Discussions often center on the opportunities presented by the $1.2 trillion bipartisan infrastructure bill President Joe Biden signed into law Nov. 15, 2021. The Infrastructure Investment and Jobs Act authorizes some $280.5 billion in new spending to improve the nation’s outdated, deteriorating transportation infrastructure.

“The transportation ecosystem in this nation is truly one of the great investments in human history,” Henderson said, “but it has also detrimentally impacted underserved, under-resourced, and overburdened communities. The infrastructure bill gives us tools to address some past grievances and make transportation more robust, resilient, and accessible for everyone.”

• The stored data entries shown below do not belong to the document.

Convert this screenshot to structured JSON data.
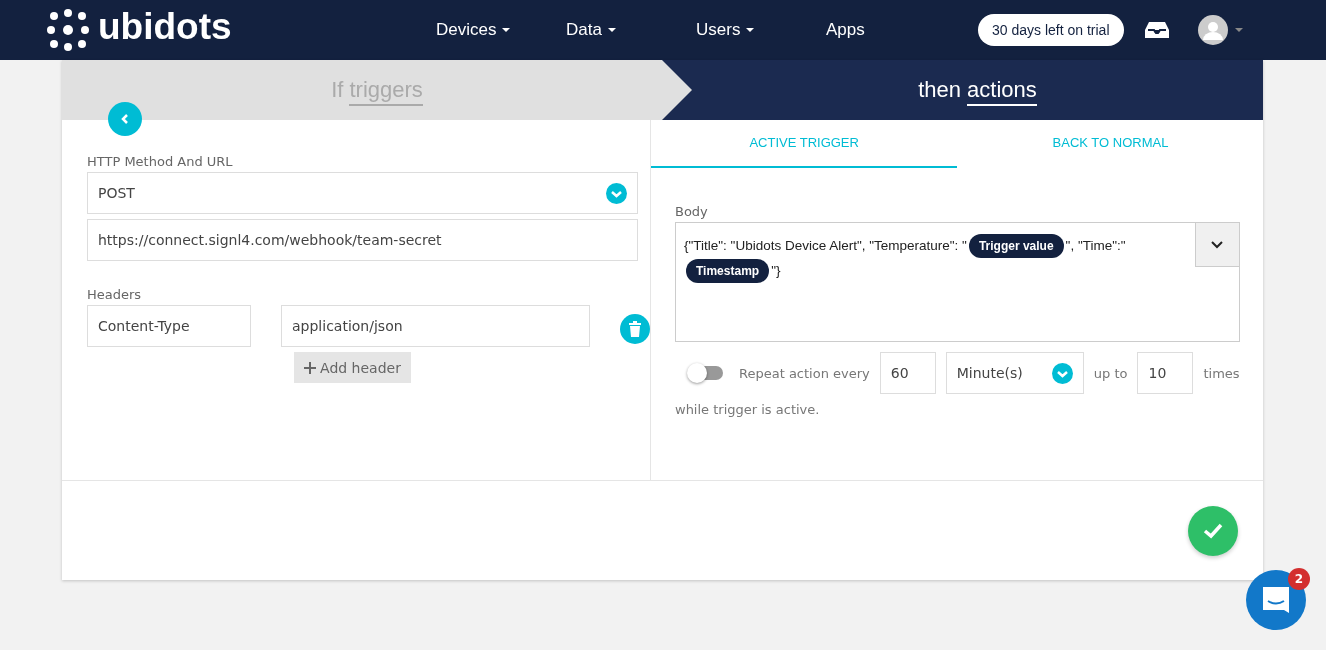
{
  "navbar": {
    "logo": "ubidots",
    "menu": [
      {
        "label": "Devices",
        "dropdown": true
      },
      {
        "label": "Data",
        "dropdown": true
      },
      {
        "label": "Users",
        "dropdown": true
      },
      {
        "label": "Apps",
        "dropdown": false
      }
    ],
    "trial_badge": "30 days left on trial"
  },
  "steps": [
    {
      "prefix": "If",
      "label": "triggers",
      "selected": false
    },
    {
      "prefix": "then",
      "label": "actions",
      "selected": true
    }
  ],
  "left_panel": {
    "method_label": "HTTP Method And URL",
    "method": "POST",
    "url": "https://connect.signl4.com/webhook/team-secret",
    "headers_label": "Headers",
    "headers": [
      {
        "key": "Content-Type",
        "value": "application/json"
      }
    ],
    "add_header": "Add header"
  },
  "tabs": [
    {
      "label": "ACTIVE TRIGGER",
      "selected": true
    },
    {
      "label": "BACK TO NORMAL",
      "selected": false
    }
  ],
  "body": {
    "label": "Body",
    "parts": [
      {
        "kind": "text",
        "text": "{\"Title\": \"Ubidots Device Alert\", \"Temperature\": \""
      },
      {
        "kind": "chip",
        "text": "Trigger value"
      },
      {
        "kind": "text",
        "text": "\", \"Time\":"
      },
      {
        "kind": "text",
        "text": "\""
      },
      {
        "kind": "chip",
        "text": "Timestamp"
      },
      {
        "kind": "text",
        "text": "\"}"
      }
    ]
  },
  "repeat": {
    "on": false,
    "label": "Repeat action every",
    "interval": "60",
    "unit": "Minute(s)",
    "up_to": "up to",
    "count": "10",
    "times": "times",
    "note": "while trigger is active."
  },
  "chat": {
    "badge": "2"
  }
}
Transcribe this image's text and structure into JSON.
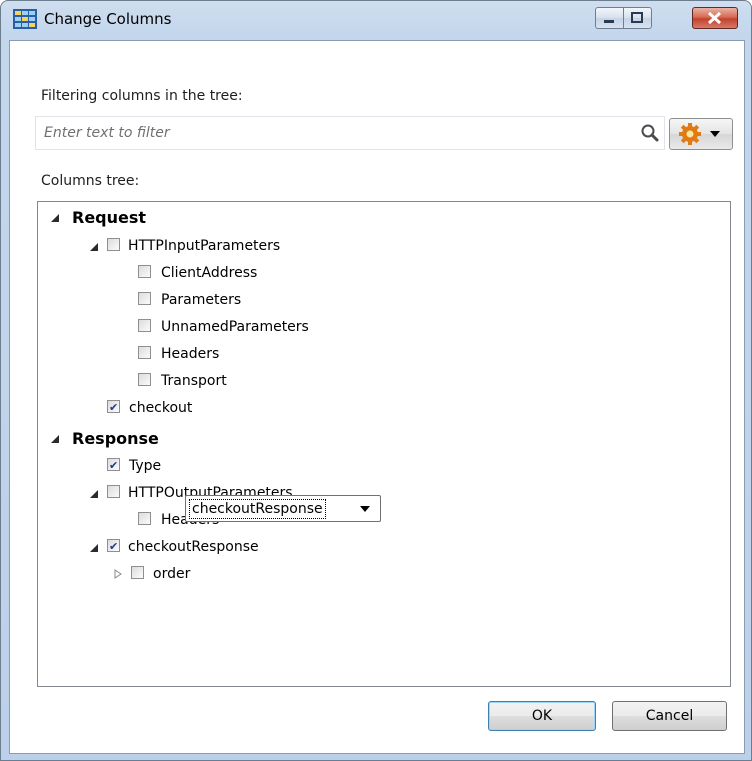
{
  "window": {
    "title": "Change Columns",
    "controls": [
      "minimize",
      "maximize",
      "close"
    ]
  },
  "filter": {
    "label": "Filtering columns in the tree:",
    "placeholder": "Enter text to filter",
    "value": "",
    "search_icon": "search-icon",
    "settings_icon": "gear-icon"
  },
  "tree": {
    "label": "Columns tree:",
    "request": {
      "label": "Request",
      "expanded": true,
      "http_input": {
        "label": "HTTPInputParameters",
        "checked": false,
        "children": [
          {
            "label": "ClientAddress",
            "checked": false
          },
          {
            "label": "Parameters",
            "checked": false
          },
          {
            "label": "UnnamedParameters",
            "checked": false
          },
          {
            "label": "Headers",
            "checked": false
          },
          {
            "label": "Transport",
            "checked": false
          }
        ]
      },
      "checkout": {
        "label": "checkout",
        "checked": true
      }
    },
    "response": {
      "label": "Response",
      "expanded": true,
      "type": {
        "label": "Type",
        "checked": true,
        "selected": "checkoutResponse"
      },
      "http_output": {
        "label": "HTTPOutputParameters",
        "checked": false,
        "children": [
          {
            "label": "Headers",
            "checked": false
          }
        ]
      },
      "checkout_response": {
        "label": "checkoutResponse",
        "checked": true,
        "children": [
          {
            "label": "order",
            "checked": false,
            "expanded": false
          }
        ]
      }
    }
  },
  "buttons": {
    "ok": "OK",
    "cancel": "Cancel"
  },
  "colors": {
    "frame": "#bcd1e9",
    "close_button": "#c2432c",
    "check": "#1a3b85",
    "default_button_border": "#3c7fb1"
  }
}
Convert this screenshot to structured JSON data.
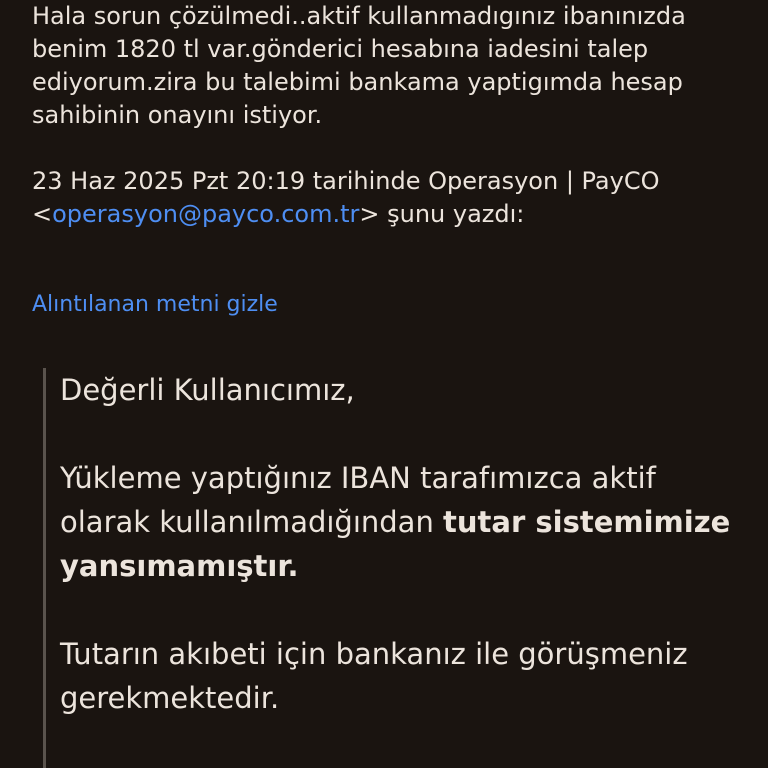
{
  "reply": {
    "body": "Hala sorun çözülmedi..aktif kullanmadıgınız ibanınızda benim 1820 tl var.gönderici hesabına iadesini talep ediyorum.zira bu talebimi bankama yaptigımda hesap sahibinin onayını istiyor.",
    "attribution_prefix": "23 Haz 2025 Pzt 20:19 tarihinde Operasyon | PayCO <",
    "attribution_email": "operasyon@payco.com.tr",
    "attribution_suffix": "> şunu yazdı:"
  },
  "hide_quoted_text_label": "Alıntılanan metni gizle",
  "quoted": {
    "greeting": "Değerli Kullanıcımız,",
    "para1_lead": "Yükleme yaptığınız IBAN tarafımızca aktif olarak kullanılmadığından ",
    "para1_bold": "tutar sistemimize yansımamıştır.",
    "para2": "Tutarın akıbeti için bankanız ile görüşmeniz gerekmektedir."
  },
  "colors": {
    "background": "#1a1410",
    "text": "#ece4dc",
    "link": "#4e8ef2",
    "quote_bar": "#5a534d"
  }
}
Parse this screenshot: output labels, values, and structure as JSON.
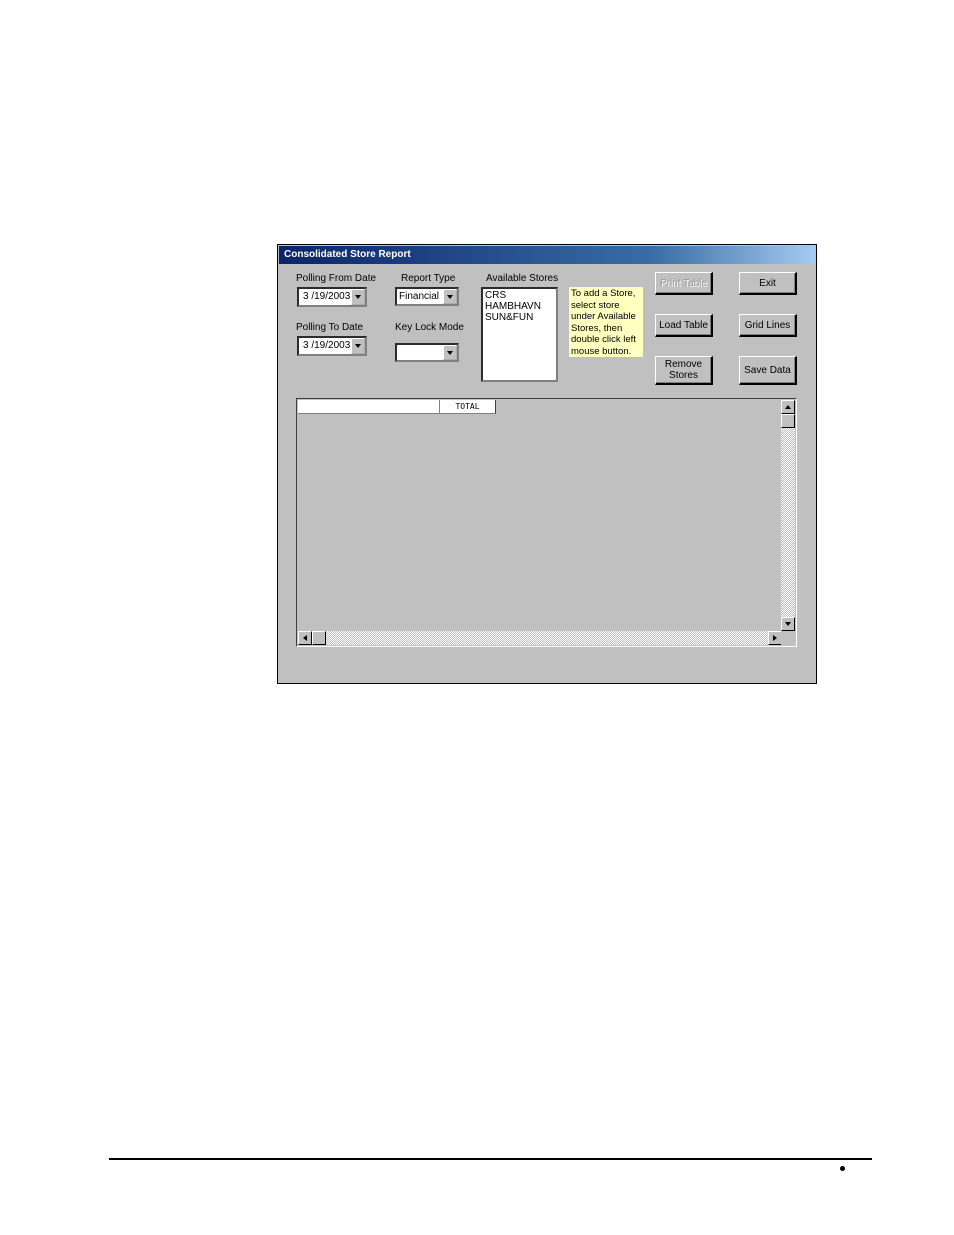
{
  "window": {
    "title": "Consolidated Store Report"
  },
  "form": {
    "polling_from": {
      "label": "Polling From Date",
      "value": "3 /19/2003"
    },
    "polling_to": {
      "label": "Polling To Date",
      "value": "3 /19/2003"
    },
    "report_type": {
      "label": "Report Type",
      "value": "Financial"
    },
    "key_lock_mode": {
      "label": "Key Lock Mode",
      "value": ""
    },
    "available_stores": {
      "label": "Available Stores",
      "items": [
        "CRS",
        "HAMBHAVN",
        "SUN&FUN"
      ]
    },
    "hint": "To add a Store, select store under Available Stores, then double click left mouse button."
  },
  "buttons": {
    "print_table": "Print Table",
    "exit": "Exit",
    "load_table": "Load Table",
    "grid_lines": "Grid Lines",
    "remove_stores": "Remove Stores",
    "save_data": "Save Data"
  },
  "grid": {
    "header_total": "TOTAL"
  },
  "colors": {
    "title_bar": "#0a246a",
    "window_bg": "#c0c0c0",
    "hint_bg": "#ffffc0"
  },
  "icons": [
    "dropdown-arrow-icon",
    "scroll-up-arrow-icon",
    "scroll-down-arrow-icon",
    "scroll-left-arrow-icon",
    "scroll-right-arrow-icon",
    "bullet-icon"
  ]
}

Examples of that past were on display during a recent visit to Richmond, Va., where he toured the historically Black neighborhood of Jackson Ward with Sec. Buttigieg, Gov. Ralph Northam, U.S. Sen. Tim Kaine, U.S. Reps. Donald McEachin and Abigail Spanberger, and Richmond Mayor Levar Stoney. In the mid-1950s, the thriving neighborhood was split in two and lost more than 1,000 homes with the construction of the Richmond-Petersburg Turnpike.

“We visited Jackson Ward to get an understanding of how the interstate highway system disconnected and destroyed so much of the vibrancy of this Black community,” Henderson said. “Similar stories of the disruption of communities of color are everywhere across the country, from Portland, Ore., to Minneapolis-St. Paul, to Syracuse, N.Y., to New Orleans.

“With hope as the wind at our back, we are focused on providing opportunities for communities like these through the infrastructure bill and other grant programs.”

Henderson grappled with historical inequities and their possible solutions in many of his undergraduate classes at University of Richmond’s Jepson School of Leadership Studies.

“My take-away from Jepson was a reinforcing of ethical values I hold dear, the ability to learn from new data points, and the desire to seek diverse opinions—including those I don’t agree with—in order to achieve better policy and program outcomes,” the alumnus said.

In addition to his education, his professional experience prepared him for his current role. He held senior leadership positions in the private and public transportation sector in the six years prior to joining the Biden administration. His work largely focused on public transportation and on alternatives to vehicular transportation, such as electric scooters and bicycles.

No stranger to politics, Henderson served as manager and communications director on numerous political campaigns and from 2006-07 was deputy press secretary for then-Virginia Gov. Tim Kaine, now a U.S. senator.

Toward the end of the Obama administration, he participated in a transportation fact-finding trip to Europe organized by then-U.S. Secretary of Transportation Anthony Foxx. Buttigieg, then the mayor of South Bend, Ind., also participated.

“We were probably the two youngest people on the trip not staffing Foxx,” Henderson laughed. “We’ve been friends ever since. It’s truly an honor to serve in this administration now.

“All of my experiences have guided me to seek better outcomes for people, especially those traditionally left behind. From an equity, climate, and economic perspective, the transportation sector touches everyone. Working in this space can be truly democratizing.”